Songs For Your Day


Everything in it’s Right Place by amsettineri
May 28, 2011, 4:48 pm
Filed under: sing like no one is listening

Would anyone agree that it’s possible to love a song for a long time without realizing how much you really really love it?  What I mean is, certain songs are always gonna be great; you’re gonna love them from the get-go.  But not until the moment when everything is just right–the sunshine, the landscape, the levels of contentment and longing at a certain balance in your heart–will you realize that a song has a meaning for you which exists only ever internally; which can never be described to anyone else; a meaning in a moment which is rarely, if ever, duplicated.

The first time this happened to me was the summer of 2006.  My girlfriend at the time and I decided to get out of Boulder, CO for a little while.  Things were getting tense between us, building up to the moment only a month later when it would all end.  We drove to Canyondlands National Park in Utah and made love on the cliffside in the wind and unadulterated sun of the early morning.  The sky was flawless and blue and the heat of the rocks calmed our hearts.  As we drove around the park we listened to Modest Mouse and the song “Ocean Breathes Salty” came on.  The roads curved sending us floating into each other and we were in worry-less love again for those three minutes and forty-nine seconds.  I never wanted to leave that moment.  But if there’s anything that good music teaches us, it’s that pure moments don’t, and shouldn’t, last forever.

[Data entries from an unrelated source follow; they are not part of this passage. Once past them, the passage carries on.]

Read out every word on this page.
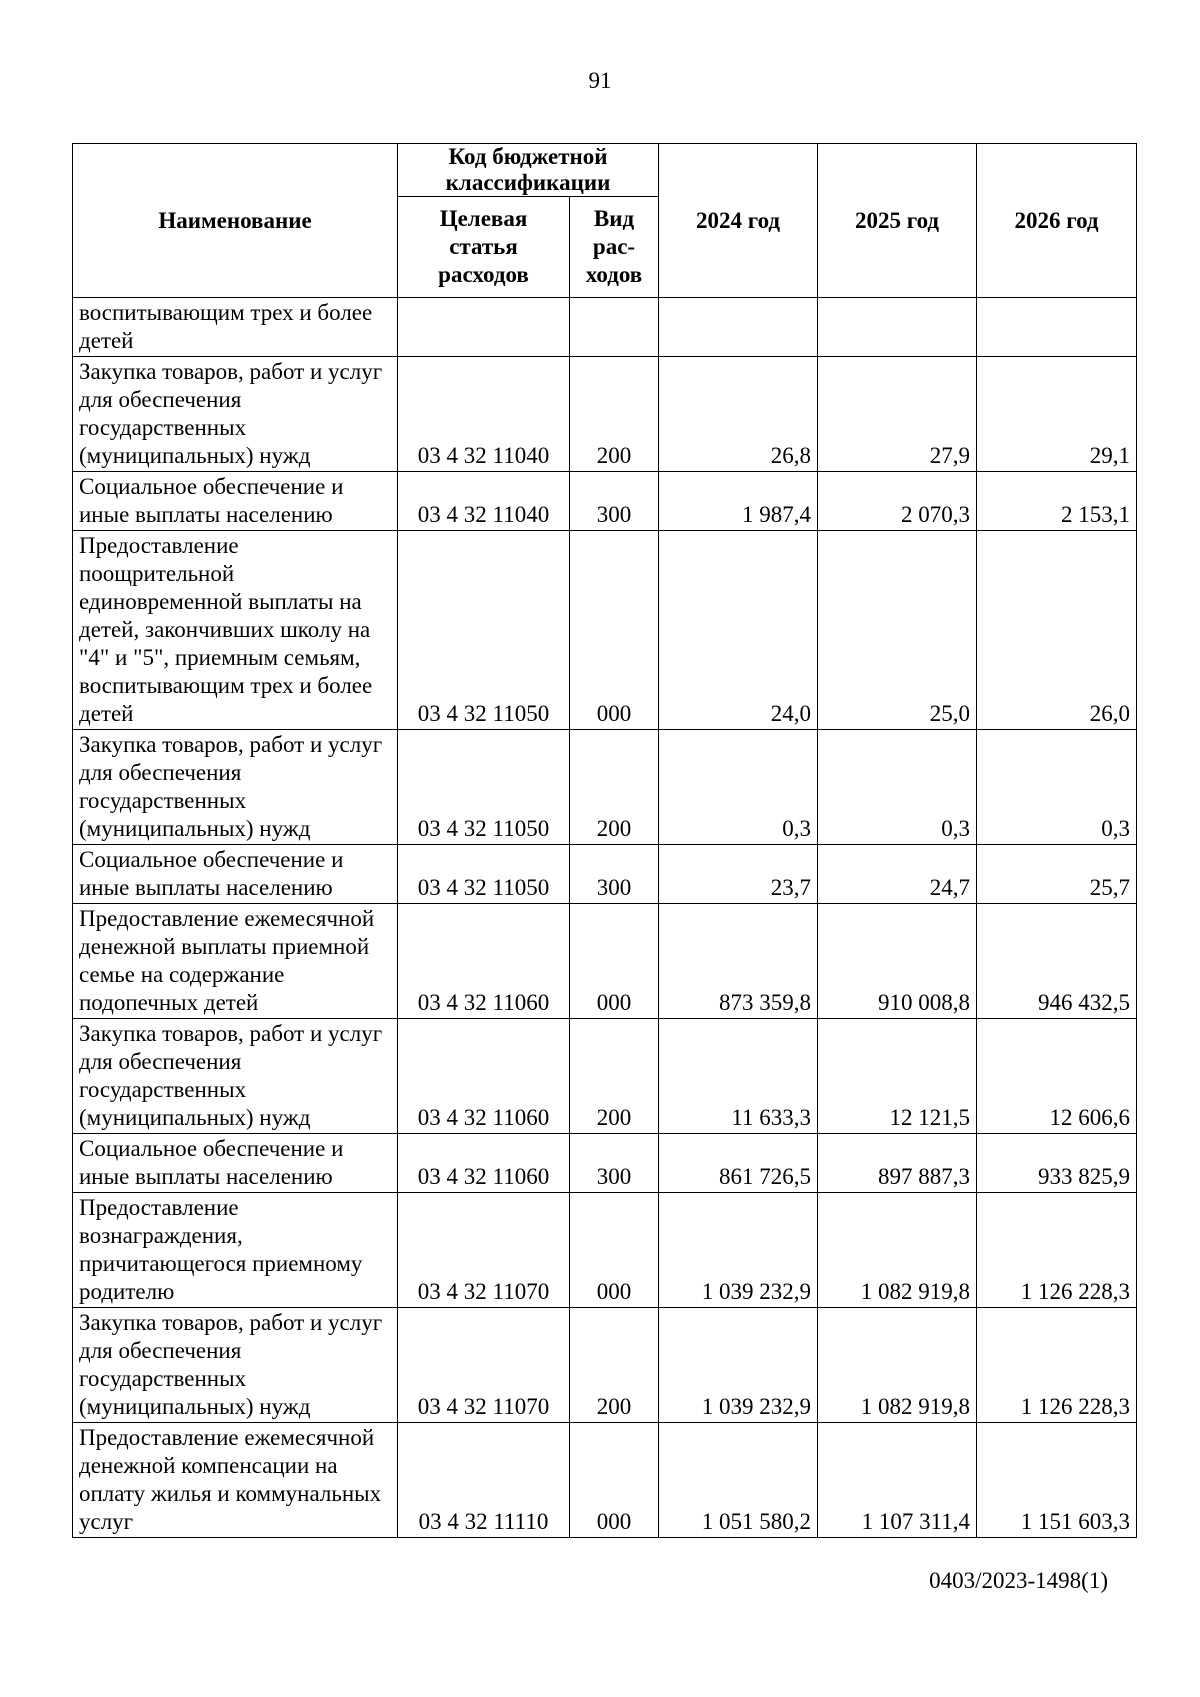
91
Наименование	Код бюджетной классификации		2024 год	2025 год	2026 год
	Целевая статья расходов	Вид рас-ходов			
воспитывающим трех и более детей					
Закупка товаров, работ и услуг для обеспечения государственных (муниципальных) нужд	03 4 32 11040	200	26,8	27,9	29,1
Социальное обеспечение и иные выплаты населению	03 4 32 11040	300	1 987,4	2 070,3	2 153,1
Предоставление поощрительной единовременной выплаты на детей, закончивших школу на "4" и "5", приемным семьям, воспитывающим трех и более детей	03 4 32 11050	000	24,0	25,0	26,0
Закупка товаров, работ и услуг для обеспечения государственных (муниципальных) нужд	03 4 32 11050	200	0,3	0,3	0,3
Социальное обеспечение и иные выплаты населению	03 4 32 11050	300	23,7	24,7	25,7
Предоставление ежемесячной денежной выплаты приемной семье на содержание подопечных детей	03 4 32 11060	000	873 359,8	910 008,8	946 432,5
Закупка товаров, работ и услуг для обеспечения государственных (муниципальных) нужд	03 4 32 11060	200	11 633,3	12 121,5	12 606,6
Социальное обеспечение и иные выплаты населению	03 4 32 11060	300	861 726,5	897 887,3	933 825,9
Предоставление вознаграждения, причитающегося приемному родителю	03 4 32 11070	000	1 039 232,9	1 082 919,8	1 126 228,3
Закупка товаров, работ и услуг для обеспечения государственных (муниципальных) нужд	03 4 32 11070	200	1 039 232,9	1 082 919,8	1 126 228,3
Предоставление ежемесячной денежной компенсации на оплату жилья и коммунальных услуг	03 4 32 11110	000	1 051 580,2	1 107 311,4	1 151 603,3
0403/2023-1498(1)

The second time a song revealed itself to me (or revealed me to myself?) was just two days ago.  The week before on the ranch had been wet and cold and snowy.  We worked hard and had fun, but we missed the sunshine.  One of the new ranch trucks has a cd player, so I burned myself a little mix to listen to as I drove from project to project, from shop to barn to garage, along the river in the valley between the mountains, waiting for the sun to peek from the clouds.  I’ve never been happier than when I’ve been in Wyoming, and the land and the work help me forget about the few sad things I’ve known in this admittedly wonderful life I’ve been allowed to have.  As I was driving on the rocky road between my cabin and the main hayfields, the song “Catherine” by This Story played.  Every time I hear it I tell people that I know the singer, and normally that’s literally the only thought I have, that I know the singer.  But for some reason when I listened to the song on Wednesday it struck me that this is the closest I’ve come to her voice in a year.  That maybe this is all I have left of her voice.  It made me reconsider how little we sometimes know about each other.  How we can never fully understand another person, that our emotions are forever caged inside our bodies, no matter how we try to set them free to travel the open air between us.  I don’t regret anything that happened between her and I.  I only regret that what we had left had to end.